Tue. Dec 7th, 2021

Investment banks earned more than $ 320 million from the sale of AT & T’s WarnerMedia to Discovery, just five years after many of the same advisers made huge fees from the sale of the media group to the American telecommunications company.

AT&T agreed earlier this year to turn off WarnerMedia with rival Discovery and merge at a significantly lower price than it paid to acquire the entertainment group in 2016.

New York-based boutique bank Allen & Co received $ 75 million for its services to Discovery, while bankers at JPMorgan earned $ 15 million for advisory work and a further $ 140 million for financing services, according to Discovery’s proxy statement.

WarnerMedia’s advisers include Goldman Sachs, which received $ 47.8 million, and merchant bank LionTree, which, according to Refinitiv estimates, earned $ 43.1 million.

Five years earlier, bankers, including those at Allen & Co and JPMorgan, had earned $ 234 million after AT&T agreed to buy WarnerMedia – then called TimeWarner – for $ 85 billion, according to Refinitiv.

Allen & Co, a non-website advertising firm, received $ 50 million for advice to WarnerMedia on the sale to AT&T while Citigroup and Morgan Stanley raised $ 50 million and $ 40 million respectively. JPMorgan, Perella Weinberg Partners and Bank of America each made $ 31.2 million from advisory services to AT&T.

AT & T’s senior executives receive $ 9 million bonus for the acquisition now selected.

Wall Street banks have record fee income of more than $ 100 billion of advice on mergers and acquisitions thanks to a surge in transactions, which for the first time crossed the $ 5tn mark.

Media transactions have been one of the biggest drivers of the boom, as companies rush to compete with streaming services like Netflix. Earlier this year, Amazon bought MGM, the film studio behind James Bond, for $ 8.5 billion.

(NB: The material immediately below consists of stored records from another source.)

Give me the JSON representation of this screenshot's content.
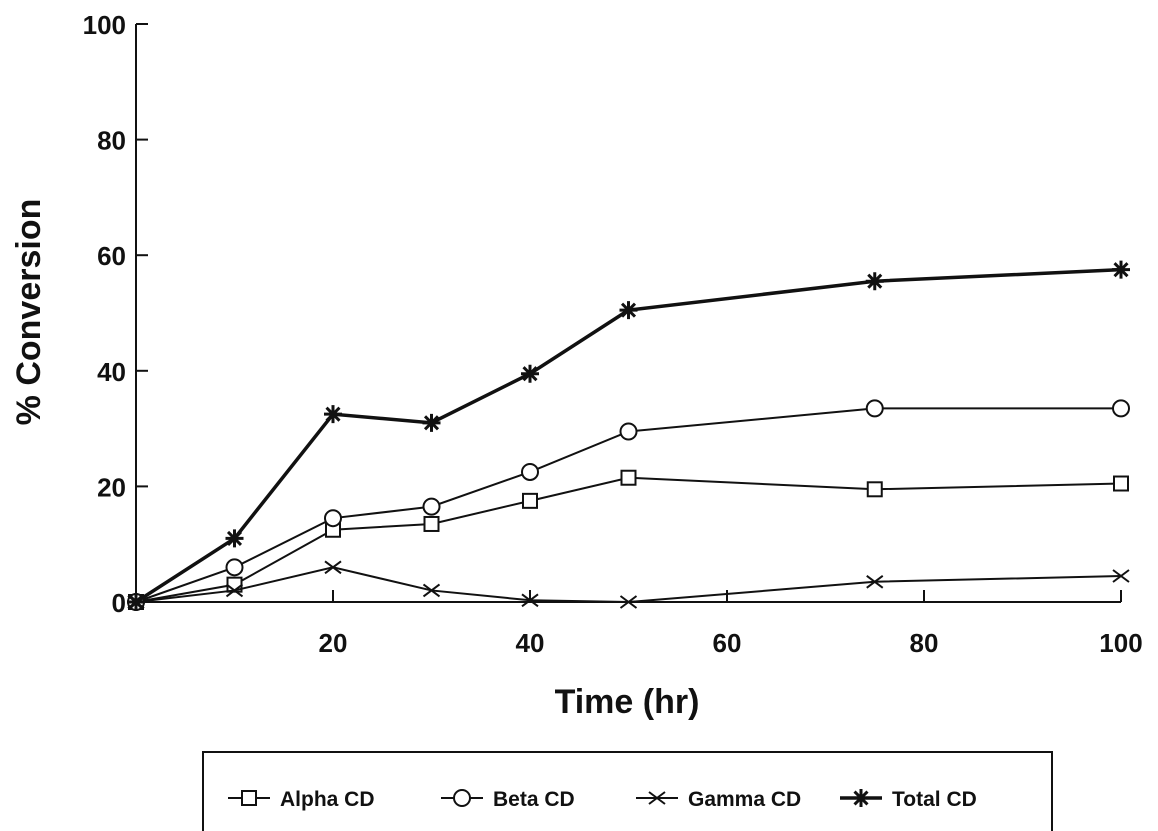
{
  "chart_data": {
    "type": "line",
    "xlabel": "Time (hr)",
    "ylabel": "% Conversion",
    "xlim": [
      0,
      100
    ],
    "ylim": [
      0,
      100
    ],
    "x_ticks": [
      20,
      40,
      60,
      80,
      100
    ],
    "y_ticks": [
      0,
      20,
      40,
      60,
      80,
      100
    ],
    "grid": false,
    "legend_position": "bottom",
    "series": [
      {
        "name": "Alpha CD",
        "marker": "square",
        "x": [
          0,
          10,
          20,
          30,
          40,
          50,
          75,
          100
        ],
        "y": [
          0,
          3,
          12.5,
          13.5,
          17.5,
          21.5,
          19.5,
          20.5
        ]
      },
      {
        "name": "Beta CD",
        "marker": "circle",
        "x": [
          0,
          10,
          20,
          30,
          40,
          50,
          75,
          100
        ],
        "y": [
          0,
          6,
          14.5,
          16.5,
          22.5,
          29.5,
          33.5,
          33.5
        ]
      },
      {
        "name": "Gamma CD",
        "marker": "x",
        "x": [
          0,
          10,
          20,
          30,
          40,
          50,
          75,
          100
        ],
        "y": [
          0,
          2,
          6,
          2,
          0.3,
          0,
          3.5,
          4.5
        ]
      },
      {
        "name": "Total CD",
        "marker": "asterisk",
        "x": [
          0,
          10,
          20,
          30,
          40,
          50,
          75,
          100
        ],
        "y": [
          0,
          11,
          32.5,
          31,
          39.5,
          50.5,
          55.5,
          57.5
        ]
      }
    ]
  }
}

AT & T’s agreement with Discovery, which creates a company with an enterprise value of $ 132 billion, highlights the speed with which traditional media groups are racing to compete in the power wars. The fees generated by investment banks emphasize the lucrative rewards offered for compiling and pulling out transactions for clients.

The deal, led by AT & T’s CEO John Stankey and Discovery’s David Zaslav, will combine Discovery’s catalogs, ranging from nature to history, with valued media assets, including the Warner Bros. studios, the HBO network behind TV series. Follow-up, and cable television channels including CNN.

JPMorgan, Goldman Sachs and LionTree declined to comment. Allen & Co has no media contact details.